Stir in a formula for the distance between two points on the globe.

# Radius of the earth in miles.
earth_radius = 3956.6

def distance(u1, u2):
    return earth_radius * arclen(coordinates_by_name[u1], coordinates_by_name[u2])

# Actual driving distance is 345 miles; as the crow flies, 302.9.
assert 300 < distance("Florida", "Georgia") < 305

And now the main event. Note that the code below works for any distance function you care to provide; it doesn’t have to be based on geographic distances.

def treeify(vertices, distanceFn):
    """ Return a list of triples (distance, v1, v2), the edges of a minimum spanning tree. """

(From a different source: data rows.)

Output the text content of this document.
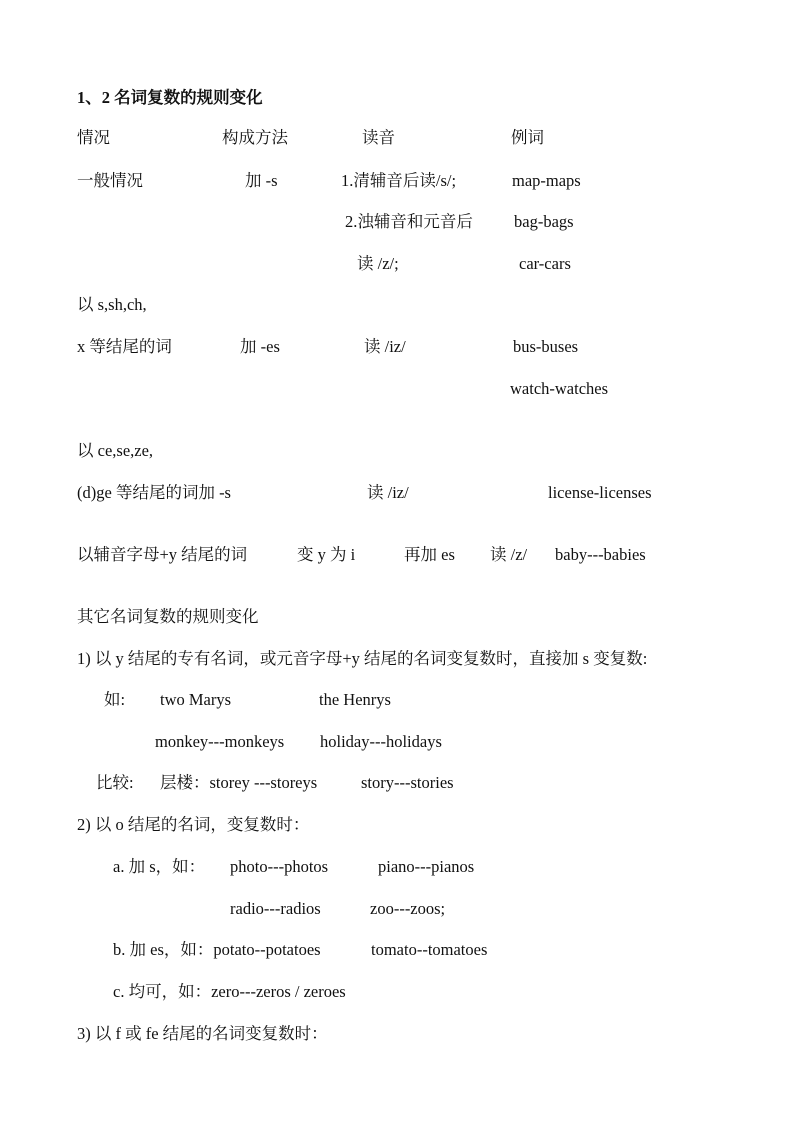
1、2 名词复数的规则变化
情况	构成方法	读音	例词
一般情况	加 -s	1.清辅音后读/s/;	map-maps
2.浊辅音和元音后 bag-bags
读 /z/;	car-cars
以 s,sh,ch,
x 等结尾的词	加 -es	读 /iz/	bus-buses
watch-watches
以 ce,se,ze,
(d)ge 等结尾的词加 -s	读 /iz/	license-licenses
以辅音字母+y 结尾的词	变 y 为 i	再加 es 读 /z/ baby---babies
其它名词复数的规则变化
1) 以 y 结尾的专有名词，或元音字母+y 结尾的名词变复数时，直接加 s 变复数:
如: two Marys	the Henrys
monkey---monkeys holiday---holidays
比较: 层楼：storey ---storeys	story---stories
2) 以 o 结尾的名词，变复数时：
a. 加 s，如： photo---photos	piano---pianos
radio---radios	zoo---zoos;
b. 加 es，如：potato--potatoes	tomato--tomatoes
c. 均可，如：zero---zeros / zeroes
3) 以 f 或 fe 结尾的名词变复数时：
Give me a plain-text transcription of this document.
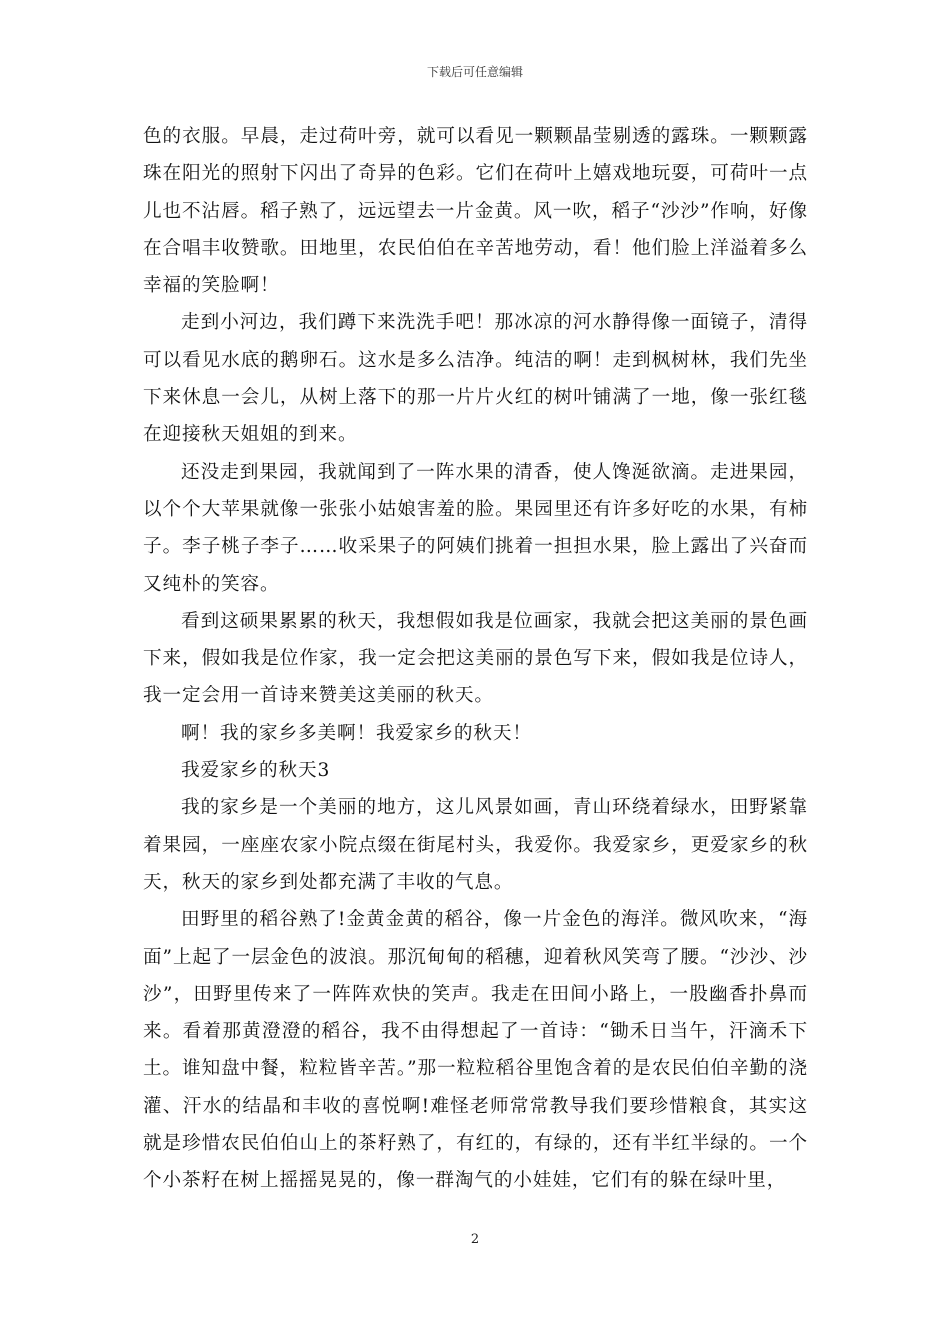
下载后可任意编辑

色的衣服。早晨，走过荷叶旁，就可以看见一颗颗晶莹剔透的露珠。一颗颗露珠在阳光的照射下闪出了奇异的色彩。它们在荷叶上嬉戏地玩耍，可荷叶一点儿也不沾唇。稻子熟了，远远望去一片金黄。风一吹，稻子“沙沙”作响，好像在合唱丰收赞歌。田地里，农民伯伯在辛苦地劳动，看！他们脸上洋溢着多么幸福的笑脸啊！

走到小河边，我们蹲下来洗洗手吧！那冰凉的河水静得像一面镜子，清得可以看见水底的鹅卵石。这水是多么洁净。纯洁的啊！走到枫树林，我们先坐下来休息一会儿，从树上落下的那一片片火红的树叶铺满了一地，像一张红毯在迎接秋天姐姐的到来。

还没走到果园，我就闻到了一阵水果的清香，使人馋涎欲滴。走进果园，以个个大苹果就像一张张小姑娘害羞的脸。果园里还有许多好吃的水果，有柿子。李子桃子李子……收采果子的阿姨们挑着一担担水果，脸上露出了兴奋而又纯朴的笑容。

看到这硕果累累的秋天，我想假如我是位画家，我就会把这美丽的景色画下来，假如我是位作家，我一定会把这美丽的景色写下来，假如我是位诗人，我一定会用一首诗来赞美这美丽的秋天。

啊！我的家乡多美啊！我爱家乡的秋天！

我爱家乡的秋天3

我的家乡是一个美丽的地方，这儿风景如画，青山环绕着绿水，田野紧靠着果园，一座座农家小院点缀在街尾村头，我爱你。我爱家乡，更爱家乡的秋天，秋天的家乡到处都充满了丰收的气息。

田野里的稻谷熟了!金黄金黄的稻谷，像一片金色的海洋。微风吹来，“海面”上起了一层金色的波浪。那沉甸甸的稻穗，迎着秋风笑弯了腰。“沙沙、沙沙”，田野里传来了一阵阵欢快的笑声。我走在田间小路上，一股幽香扑鼻而来。看着那黄澄澄的稻谷，我不由得想起了一首诗：“锄禾日当午，汗滴禾下土。谁知盘中餐，粒粒皆辛苦。”那一粒粒稻谷里饱含着的是农民伯伯辛勤的浇灌、汗水的结晶和丰收的喜悦啊!难怪老师常常教导我们要珍惜粮食，其实这就是珍惜农民伯伯山上的茶籽熟了，有红的，有绿的，还有半红半绿的。一个个小茶籽在树上摇摇晃晃的，像一群淘气的小娃娃，它们有的躲在绿叶里，

2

    # This function implements Prim's algorithm:
    # https://en.wikipedia.org/wiki/Prim%27s_algorithm
    # We're going to build a tree. It is initially empty.
    tree_edges = []

    # `unreached` is the set of all vertices our tree hasn't reached yet, which
    # initially is all of them.
    unreached = set(vertices)

    # We'll begin by picking one vertex--it doesn't matter which one--and
    # putting it in our tree. This is the seed from which our tree will grow.
    seed = unreached.pop()

    # We use `edges` to select which edge to add next. Since the algorithm has
    # us repeatedly choosing the cheapest edge, we'll use a heap. Initially it
    # contains all edges leading out from `seed`.
    edges = []
    for v in unreached:
        heapq.heappush(edges, (distanceFn(seed, v), seed, v))

    # When no vertices are left unreached, we'll be done.
    while unreached:
        # Choose the cheapest edge remaining in `edges`.
        new_edge = d, x, y = heapq.heappop(edges)

        # `new_edge` might connect two already-reachable vertices; in that
        # case, skip it and try another. We know that `x` at least is in the
        # tree, since we've only ever added edges leading from inside the tree.
        assert x not in unreached
        if y in unreached:
            # Great, we have the cheapest edge that reaches a new vertex, as
            # required.  Add `y` and `new_edge` to the tree, and add to `edges`
            # all the edges leading from `y` to unreached vertices.
            tree_edges.append(new_edge)
            unreached.remove(y)
            for w in unreached:
                heapq.heappush(edges, (distanceFn(y, w), y, w))

    return tree_edges

42 lines of code, thoroughly commented.

Using this function on the SEC data set is a piece of cake:

import sec, pprint
result = treeify(sec.names, sec.distance)
pprint.pprint(result)
print "Total distance:", sum(row[0] for row in result)

The resulting map:

This tree requires the SEC to hold 2,359 miles of road. Source code.

Can we do better?

We made one unnecessary assumption here: namely, that every path had to be a straight line beginning at one stadium and ending at another.

Next week I’ll remove that assumption and see if we can find an even better SEC road network. See you then.

P.S. Kudos to the NCAA on the long-overdue treeification of the college football postseason.